Authentication policy contexts

  • Release version: Yokohama
  • Updated January 30, 2025
  • 2 minutes to read
    • Summarize
    Summarized using AI
    This content was generated using new OpenAI-powered functionality. Results are provided on an as is basis and are not guaranteed to be accurate or complete.

    Summary of Authentication policy contexts

    Authentication policy contexts in ServiceNow define when and how authentication policies are enforced during the login process. Assigning policies to specific contexts allows you to control access based on different stages of user authentication, improving security and user management.

    Show full answer Show less

    Authentication Policy Contexts

    • Pre-authentication context: Executes policies before users see the login screen. It allows or denies access without user credentials and cannot evaluate user-specific criteria such as roles or groups.
    • Post-authentication context: Executes after users enter credentials or SSO responses. Policies here can use user information to grant or deny access based on authentication data.
    • MFA (Multi-Factor Authentication) context: Determines whether multi-factor authentication is enforced during login, based on the assigned policies.
    • Account recovery context: Enables administrators to configure account recovery activities, such as handling SSO misconfigurations or expired certificates. At least one admin must be registered as an account recovery user before activating single sign-on.
    • Session Validation context: Integrates with the Adaptive authentication policy framework to evaluate ongoing session authentication requests, allowing or denying access based on policy conditions.

    Default Policy

    Within each authentication policy context, you can set a default policy that defines how the instance responds to the outcome of the evaluated policy. The available default options vary depending on the context and guide the automatic handling of authentication results.

    Use authentication policy contexts to determine how and when your instance enforces authentication policies.

    Authentication contexts define how and when a policy is enforced during the login process. Assign a policy to a policy context to define inputs and conditions regarding how your instance handles authentication.

    Pre-authentication context

    Policies in the pre-authorization context execute when a user first accesses the instance, before the they see a login screen. You can use the pre-authorization context to allow or deny access before your users are prompted for login credentials based on your selected policy. Because these policies evaluate before a user enters any information, those policies cannot take criteria such as a user's roles or groups into account.

    For more detail on this context, see Pre authentication context.

    Post-authentication context

    Policies in the post-authorization context execute after your users enter their credentials or SSO response. Your instance allows or denies access based on your selected policy. Because your users have identified themselves via their login credentials, the policy can use user information to determine whether to grant access.

    For more detail on this context, see Post-authentication context.

    MFA (Multi-Factor Authentication) context

    Policies assigned to the MFA context define whether to enforce MFA during the login process.

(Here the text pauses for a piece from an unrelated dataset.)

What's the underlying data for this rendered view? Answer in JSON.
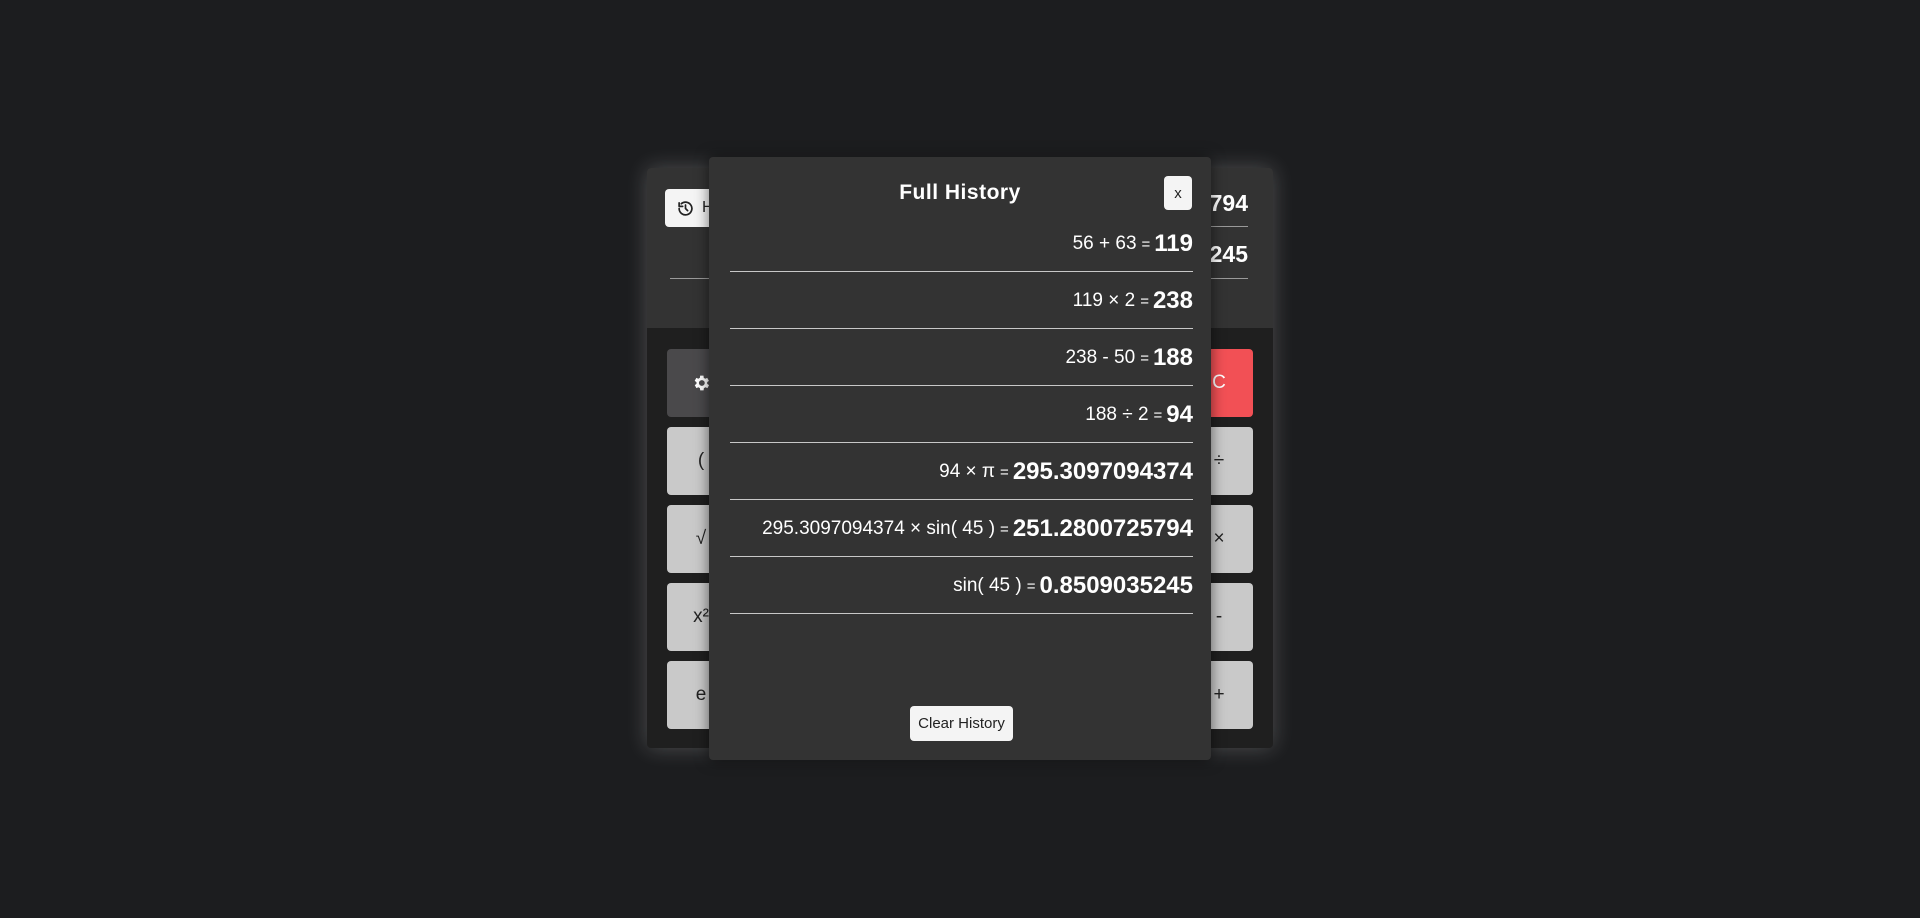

Whether your instance enforces MFA is determined by the configuration of policies in this context. For more detail on this context, see MFA (Multi-Factor Authentication) context.

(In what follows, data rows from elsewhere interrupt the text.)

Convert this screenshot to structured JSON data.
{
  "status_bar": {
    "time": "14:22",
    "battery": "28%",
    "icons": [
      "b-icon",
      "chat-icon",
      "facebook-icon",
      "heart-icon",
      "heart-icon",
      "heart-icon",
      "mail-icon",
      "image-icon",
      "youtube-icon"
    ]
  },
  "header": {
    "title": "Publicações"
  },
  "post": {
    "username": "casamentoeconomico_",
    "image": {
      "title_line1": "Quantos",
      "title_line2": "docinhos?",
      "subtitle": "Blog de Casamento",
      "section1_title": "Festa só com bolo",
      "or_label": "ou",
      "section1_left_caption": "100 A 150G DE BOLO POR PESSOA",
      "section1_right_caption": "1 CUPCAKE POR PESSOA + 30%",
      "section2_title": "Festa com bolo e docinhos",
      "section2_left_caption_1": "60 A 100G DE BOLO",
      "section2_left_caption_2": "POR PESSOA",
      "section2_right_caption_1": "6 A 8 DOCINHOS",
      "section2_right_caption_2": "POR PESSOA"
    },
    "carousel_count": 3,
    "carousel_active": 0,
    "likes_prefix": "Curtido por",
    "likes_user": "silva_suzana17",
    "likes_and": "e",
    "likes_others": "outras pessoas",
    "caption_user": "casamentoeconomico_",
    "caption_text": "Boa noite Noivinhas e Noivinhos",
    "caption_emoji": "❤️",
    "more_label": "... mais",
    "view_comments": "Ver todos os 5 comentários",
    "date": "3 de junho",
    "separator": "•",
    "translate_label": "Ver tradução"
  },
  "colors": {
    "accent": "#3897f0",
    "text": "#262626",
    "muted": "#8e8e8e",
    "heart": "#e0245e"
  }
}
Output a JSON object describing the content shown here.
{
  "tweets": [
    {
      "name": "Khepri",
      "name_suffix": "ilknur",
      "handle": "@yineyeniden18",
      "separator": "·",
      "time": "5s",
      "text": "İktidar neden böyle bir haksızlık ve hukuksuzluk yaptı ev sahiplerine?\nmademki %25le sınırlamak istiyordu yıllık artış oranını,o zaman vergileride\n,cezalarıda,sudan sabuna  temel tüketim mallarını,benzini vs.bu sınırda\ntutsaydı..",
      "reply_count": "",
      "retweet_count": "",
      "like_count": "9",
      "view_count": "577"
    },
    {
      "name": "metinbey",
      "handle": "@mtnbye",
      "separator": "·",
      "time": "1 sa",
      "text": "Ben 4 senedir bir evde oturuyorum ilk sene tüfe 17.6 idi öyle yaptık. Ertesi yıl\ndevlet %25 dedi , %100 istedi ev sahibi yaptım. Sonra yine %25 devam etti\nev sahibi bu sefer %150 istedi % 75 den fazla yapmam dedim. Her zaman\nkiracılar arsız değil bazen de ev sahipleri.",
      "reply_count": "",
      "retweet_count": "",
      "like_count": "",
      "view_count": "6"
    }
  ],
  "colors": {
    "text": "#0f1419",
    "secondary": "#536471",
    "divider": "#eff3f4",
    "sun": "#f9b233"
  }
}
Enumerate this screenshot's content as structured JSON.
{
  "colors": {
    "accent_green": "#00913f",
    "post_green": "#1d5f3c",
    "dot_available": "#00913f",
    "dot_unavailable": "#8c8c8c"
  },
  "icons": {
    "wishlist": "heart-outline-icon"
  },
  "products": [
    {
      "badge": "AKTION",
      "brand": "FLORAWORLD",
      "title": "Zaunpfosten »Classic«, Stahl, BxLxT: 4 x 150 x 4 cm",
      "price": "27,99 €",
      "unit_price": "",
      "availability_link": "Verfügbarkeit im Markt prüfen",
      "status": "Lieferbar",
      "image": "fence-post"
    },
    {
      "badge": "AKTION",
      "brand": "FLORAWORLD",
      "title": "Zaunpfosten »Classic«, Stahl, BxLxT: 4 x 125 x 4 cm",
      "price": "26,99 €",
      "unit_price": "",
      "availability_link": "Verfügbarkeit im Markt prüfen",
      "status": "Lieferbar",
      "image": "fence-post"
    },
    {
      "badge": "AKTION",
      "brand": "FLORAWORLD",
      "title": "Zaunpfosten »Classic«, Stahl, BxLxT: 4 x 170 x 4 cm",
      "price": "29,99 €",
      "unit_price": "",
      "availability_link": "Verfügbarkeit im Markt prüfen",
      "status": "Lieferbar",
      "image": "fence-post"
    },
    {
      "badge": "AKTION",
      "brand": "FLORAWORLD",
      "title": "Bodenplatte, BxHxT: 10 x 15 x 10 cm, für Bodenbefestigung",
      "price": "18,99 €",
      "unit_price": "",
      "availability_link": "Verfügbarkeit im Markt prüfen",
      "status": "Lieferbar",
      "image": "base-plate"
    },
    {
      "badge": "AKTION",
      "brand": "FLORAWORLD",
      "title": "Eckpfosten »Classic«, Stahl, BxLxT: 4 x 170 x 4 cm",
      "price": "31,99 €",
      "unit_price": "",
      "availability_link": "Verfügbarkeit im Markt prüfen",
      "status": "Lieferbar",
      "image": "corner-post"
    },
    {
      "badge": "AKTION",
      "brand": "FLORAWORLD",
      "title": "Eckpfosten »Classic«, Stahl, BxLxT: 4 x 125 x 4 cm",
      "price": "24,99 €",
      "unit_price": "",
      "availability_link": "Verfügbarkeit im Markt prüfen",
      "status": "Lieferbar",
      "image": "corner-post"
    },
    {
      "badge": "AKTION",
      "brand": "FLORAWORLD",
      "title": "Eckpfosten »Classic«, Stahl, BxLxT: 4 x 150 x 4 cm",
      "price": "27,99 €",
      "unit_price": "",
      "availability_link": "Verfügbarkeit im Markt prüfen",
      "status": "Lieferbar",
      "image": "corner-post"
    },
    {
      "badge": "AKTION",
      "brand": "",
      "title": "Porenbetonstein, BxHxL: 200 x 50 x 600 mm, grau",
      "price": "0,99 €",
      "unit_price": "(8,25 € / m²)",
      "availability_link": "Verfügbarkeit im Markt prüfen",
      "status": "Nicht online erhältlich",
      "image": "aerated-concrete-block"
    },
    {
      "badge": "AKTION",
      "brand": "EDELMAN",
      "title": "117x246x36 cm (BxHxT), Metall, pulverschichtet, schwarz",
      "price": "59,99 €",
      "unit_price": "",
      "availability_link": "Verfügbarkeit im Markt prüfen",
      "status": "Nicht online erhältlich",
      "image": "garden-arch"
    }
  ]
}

    Account recovery context

    Administrators can configure account recovery (ACR) to perform recovery activities such as addressing SSO misconfiguration or expired certificates. To use account recovery, you must register at least one admin account as an account recovery user. Single sign-on can’t be activated on your instance until there is at least one account configured. For more information about the context that can be set, see Account recovery context.

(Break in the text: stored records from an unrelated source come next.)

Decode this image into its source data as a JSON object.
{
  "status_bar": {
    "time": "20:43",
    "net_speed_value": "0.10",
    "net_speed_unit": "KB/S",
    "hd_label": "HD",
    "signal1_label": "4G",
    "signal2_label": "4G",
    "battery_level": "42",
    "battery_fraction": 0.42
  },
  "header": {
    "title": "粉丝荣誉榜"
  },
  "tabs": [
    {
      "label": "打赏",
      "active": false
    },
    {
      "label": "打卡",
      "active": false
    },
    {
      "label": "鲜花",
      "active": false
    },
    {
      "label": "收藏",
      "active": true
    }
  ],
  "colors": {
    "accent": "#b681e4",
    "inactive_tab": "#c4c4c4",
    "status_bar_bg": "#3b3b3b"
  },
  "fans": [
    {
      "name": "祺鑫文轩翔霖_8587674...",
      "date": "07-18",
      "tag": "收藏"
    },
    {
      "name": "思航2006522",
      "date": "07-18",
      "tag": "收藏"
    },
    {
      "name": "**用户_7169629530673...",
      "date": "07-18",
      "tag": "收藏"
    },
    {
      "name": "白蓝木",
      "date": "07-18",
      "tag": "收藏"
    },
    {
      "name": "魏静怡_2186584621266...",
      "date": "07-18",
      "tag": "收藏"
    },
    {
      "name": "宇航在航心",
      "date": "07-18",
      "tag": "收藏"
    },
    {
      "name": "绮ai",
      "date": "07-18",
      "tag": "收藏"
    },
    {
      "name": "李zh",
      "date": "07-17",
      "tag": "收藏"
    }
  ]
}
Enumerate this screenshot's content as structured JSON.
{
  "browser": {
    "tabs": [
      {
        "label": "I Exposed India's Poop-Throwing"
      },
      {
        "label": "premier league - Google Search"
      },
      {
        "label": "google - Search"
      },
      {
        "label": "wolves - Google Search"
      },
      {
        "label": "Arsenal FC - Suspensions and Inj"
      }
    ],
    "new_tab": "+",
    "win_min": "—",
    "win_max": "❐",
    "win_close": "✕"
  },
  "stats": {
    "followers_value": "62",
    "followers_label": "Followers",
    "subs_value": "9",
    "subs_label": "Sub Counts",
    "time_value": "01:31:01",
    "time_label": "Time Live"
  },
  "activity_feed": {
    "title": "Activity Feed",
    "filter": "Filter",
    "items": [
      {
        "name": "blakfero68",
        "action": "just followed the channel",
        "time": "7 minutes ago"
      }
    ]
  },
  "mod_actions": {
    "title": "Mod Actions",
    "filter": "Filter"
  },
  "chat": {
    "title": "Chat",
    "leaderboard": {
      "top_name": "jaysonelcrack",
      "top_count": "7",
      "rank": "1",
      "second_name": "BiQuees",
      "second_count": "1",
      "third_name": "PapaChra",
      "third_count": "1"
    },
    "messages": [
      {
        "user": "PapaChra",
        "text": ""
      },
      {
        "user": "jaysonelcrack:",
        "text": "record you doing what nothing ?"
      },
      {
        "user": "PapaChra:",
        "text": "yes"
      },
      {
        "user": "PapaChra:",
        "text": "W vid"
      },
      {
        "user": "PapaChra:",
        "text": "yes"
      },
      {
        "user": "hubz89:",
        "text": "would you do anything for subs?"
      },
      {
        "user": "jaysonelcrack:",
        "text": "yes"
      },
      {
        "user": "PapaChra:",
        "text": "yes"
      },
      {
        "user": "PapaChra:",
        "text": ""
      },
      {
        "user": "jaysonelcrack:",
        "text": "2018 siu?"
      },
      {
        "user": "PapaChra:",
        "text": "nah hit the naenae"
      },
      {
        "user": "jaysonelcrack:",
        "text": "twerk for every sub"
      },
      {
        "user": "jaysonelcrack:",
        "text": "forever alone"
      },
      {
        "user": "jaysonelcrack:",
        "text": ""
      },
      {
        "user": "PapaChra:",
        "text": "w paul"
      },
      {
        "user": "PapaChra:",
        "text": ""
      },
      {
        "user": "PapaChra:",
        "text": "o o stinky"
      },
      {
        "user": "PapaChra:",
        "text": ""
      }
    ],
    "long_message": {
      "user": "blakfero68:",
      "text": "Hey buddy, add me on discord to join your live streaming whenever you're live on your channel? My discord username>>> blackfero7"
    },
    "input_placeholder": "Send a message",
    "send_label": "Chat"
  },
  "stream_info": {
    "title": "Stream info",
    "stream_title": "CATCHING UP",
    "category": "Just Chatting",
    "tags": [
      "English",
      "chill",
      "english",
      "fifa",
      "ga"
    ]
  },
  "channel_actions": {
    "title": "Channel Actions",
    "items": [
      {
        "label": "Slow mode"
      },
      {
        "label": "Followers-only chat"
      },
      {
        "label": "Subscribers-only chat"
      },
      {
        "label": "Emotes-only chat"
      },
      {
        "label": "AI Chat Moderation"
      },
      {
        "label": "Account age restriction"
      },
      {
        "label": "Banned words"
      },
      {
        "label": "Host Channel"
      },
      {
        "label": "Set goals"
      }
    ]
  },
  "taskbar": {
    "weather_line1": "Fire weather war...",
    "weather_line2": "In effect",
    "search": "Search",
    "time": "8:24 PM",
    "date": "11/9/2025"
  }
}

    Session Validation context

    The Session Validation context can be used with the Adaptive authentication policy framework. The framework uses authentication policies to evaluate authentication requests (session) and then either deny or allow access based on policy conditions. For more information, see Session validation context.

    Default policy

    Within the policy context, you can define a default policy in the Default Policy field. This default defines how your instance responds to the result of your policy. The available default policy options are determined by which context you are using. Detail on these options can be found in the docs describing these individual contexts.